The long glide was perfect for spotting the grayling (there are a few in this very poor pic), spotting them in real life was just as hard until they moved to take a nymph or rose to an emerging olive.

This sweet little calf seemed to think we were crazy, apparently we smelt as well as he sniffed my hand before snorting and running.

My best fish of the day was this beauty at 1.5lbs, I can still remember watching him move to his right and slightly up as my nymph came past, that was enough encouragement for me to lift the rod slightly to move the nymph and he hammered it.
The top of the beat has some deeper faster water perfect for Czech nymphing and we both caught a decent number of fish blind here, Nick yet again found a shoal and removed at least a dozen fish mainly around the pound mark with the largest of the day at 1.75 lb.

It was a lovely day and one I am hoping to repeat many times this winter, the next will be on the 11th December when I am fishing with my Dad on the world famous River Test. The fishing is well worth the remortgage and 3 hour drive, for those Southern ladies fill my dreams and if I am lucky my net as well.


Right that’s the blog up to date now (well ish) and I am planning to keep it that way as much as possible. I will not blog every trip I have as that will soon get samey and boring, instead I hope to share some magical moments and hopefully some beautiful pictures and interesting thoughts and flies over the winter.
Oh and happy late Thanksgiving to all my American readers.

Oct/Nov Review and a (quick) rant

Where is old Jack Frost? Is he having a longer respite this year? Perhaps he over exerted himself in the early months and is still in recovery? It is now the end of November and I have yet to reach for the thermals for fishing, actually had to think about sun tan lotion on a few outings. Something is weird, not quite right, I can’t help but feeling we are going to pay for this with an extremely harsh winter when it does finally arrive.

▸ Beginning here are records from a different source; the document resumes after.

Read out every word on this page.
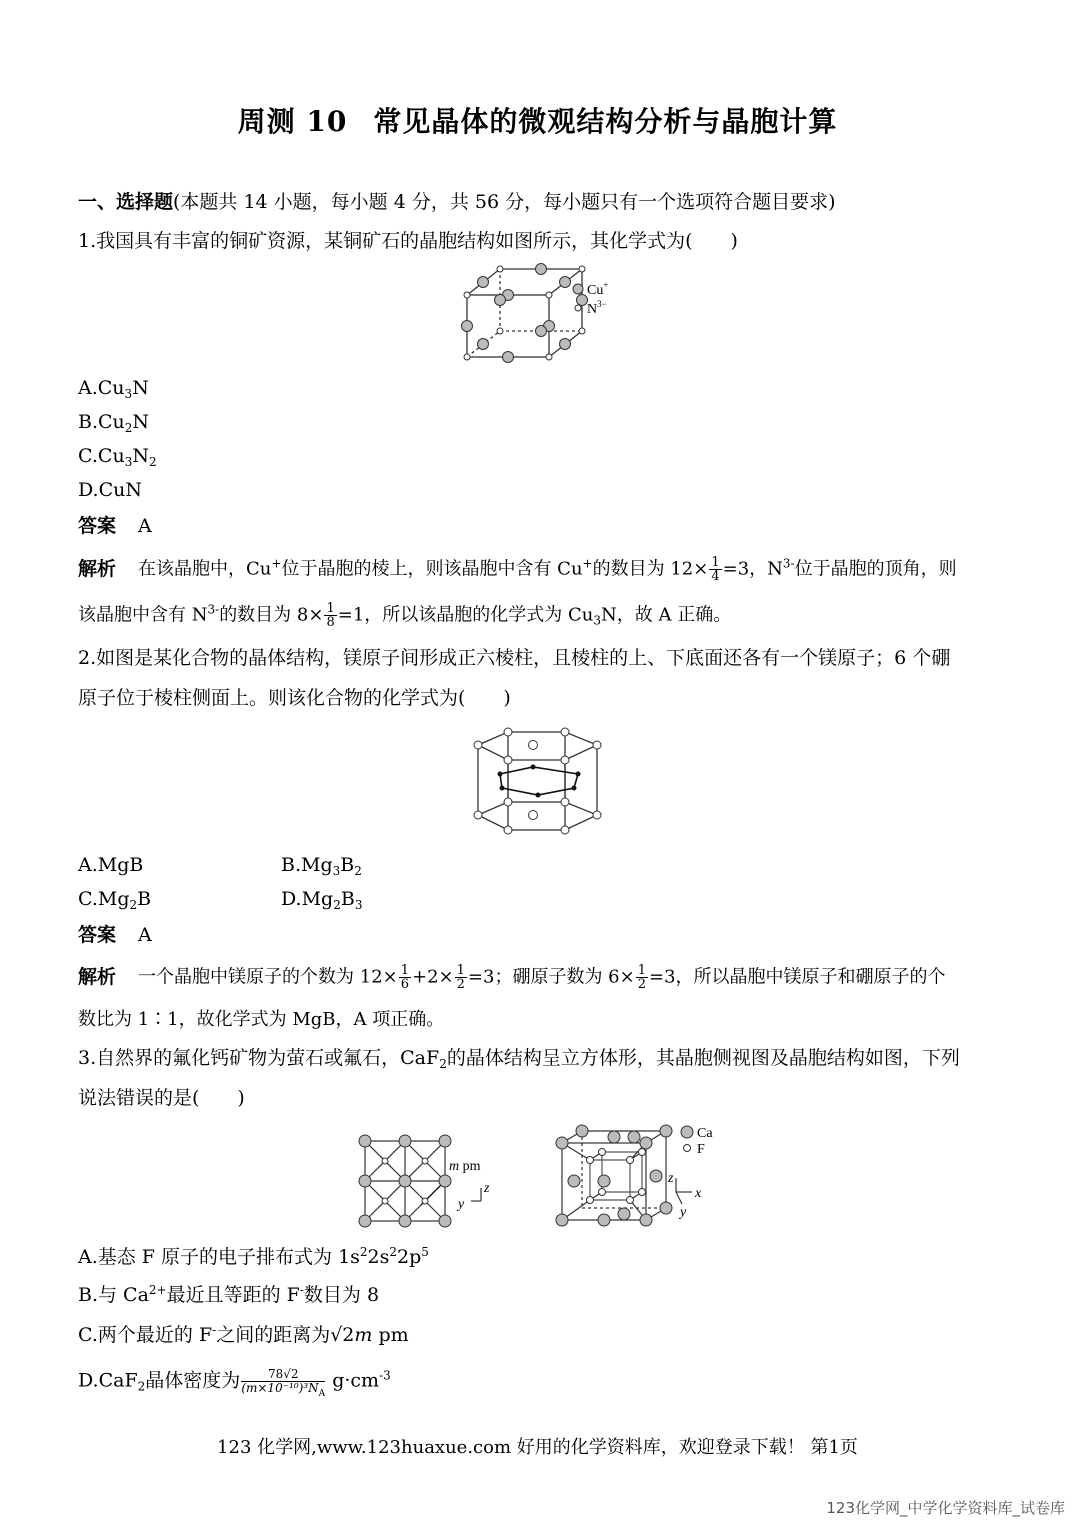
周测 10 常见晶体的微观结构分析与晶胞计算
一、选择题(本题共 14 小题，每小题 4 分，共 56 分，每小题只有一个选项符合题目要求)
1.我国具有丰富的铜矿资源，某铜矿石的晶胞结构如图所示，其化学式为(　　)
Cu+
$N^{3-}$
$A.Cu_3N$
$B.Cu_2N$
$C.Cu_3N_2$
D.CuN
答案 A
解析 在该晶胞中，Cu+位于晶胞的棱上，则该晶胞中含有 Cu+的数目为 $12\times \frac{1}{4} =3$，$N^{3-}$位于晶胞的顶角，则
该晶胞中含有 $N^{3-}$的数目为 $8\times \frac{1}{8} =1$，所以该晶胞的化学式为 $Cu_3N$，故 A 正确。
2.如图是某化合物的晶体结构，镁原子间形成正六棱柱，且棱柱的上、下底面还各有一个镁原子；6 个硼
原子位于棱柱侧面上。则该化合物的化学式为(　　)
A.MgB	$B.Mg_3B_2$
$C.Mg_2B$	$D.Mg_2B_3$
答案 A
解析 一个晶胞中镁原子的个数为 $12\times \frac{1}{6} +2\times \frac{1}{2} =3$；硼原子数为 $6\times \frac{1}{2} =3$，所以晶胞中镁原子和硼原子的个
数比为 1∶1，故化学式为 MgB，A 项正确。
3.自然界的氟化钙矿物为萤石或氟石，CaF$_2$的晶体结构呈立方体形，其晶胞侧视图及晶胞结构如图，下列
说法错误的是(　　)
m pm
y
z
Ca
F
z
x
y
A.基态 F 原子的电子排布式为 $1s^22s^22p^5$
B.与 $Ca^{2+}$最近且等距的 F-数目为 8
C.两个最近的 F-之间的距离为√2m pm
D.CaF$_2$晶体密度为 $\frac{78√2}{(m\times 10^{-10})^3N_A} g\cdot cm^{-3}$
123 化学网,www.123huaxue.com 好用的化学资料库，欢迎登录下载！ 第1页
123化学网_中学化学资料库_试卷库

The benefits of this milder weather are visible in the fly hatches, the little olives on our waters are still acting like it is a mild autumnal day and the fish are feeding on them. All of my recent outings on to the Taff have seen me leave the 4mm tungsten and 10’ 3# rod at home in favour of my (now fixed) dry fly rod and I have reaped the rewards. Plenty of fish have been taken on small CDCs and Griffiths Gnats imitating the midges and small olives (of unknown species as I am no entomologist). I may have caught more fishing the nymphs but if Jack Frost has been so kind as to leave the Taff alone for an extra month is it not rude to abandon this last dry fly bonanza?

The flipside to this has been the large number of out of season trout I have been catching. These guys and gals really need the hard frosts to switch their mind to more appropriate pastimes for a winter trout. They shouldn’t be bothering my dry flys so much at this time of year with their nasty teeth ruining my pretty, fragile CDC, but boy are they still hungry. I don’t feel as guilty as I normally do catching them out of season though, these fish are clearly not spawning yet and when they do they should be caught less frequently.

On that note I was recently reading a post on an American fly fishing forum about specifically fishing for spawning fish. The bloke was suggesting that large lures should be hung under a float and drifted past spawning fish to generate an anger attack. Is it just me or is this short sighted? Fish when spawning are far more stressed than usual right? Stressed fish produce less offspring, catching them stresses them out even more, you are going to ruin your friggin stream! At least we seem to have some common sense in this country and leave the spawning fish well alone. Salmon seem to be the only fish we deliberately target whilst spawning but that’s a whole kettle of fish I am not going to open here.

I am preparing a post on my favourite winter dry flys and nymphs, once I get around to setting up the camera on a bright enough day for some decent pics I will put my patterns on here. Hopefully there will be a few patterns included which make you think and perhaps even adjust some of your old favourites.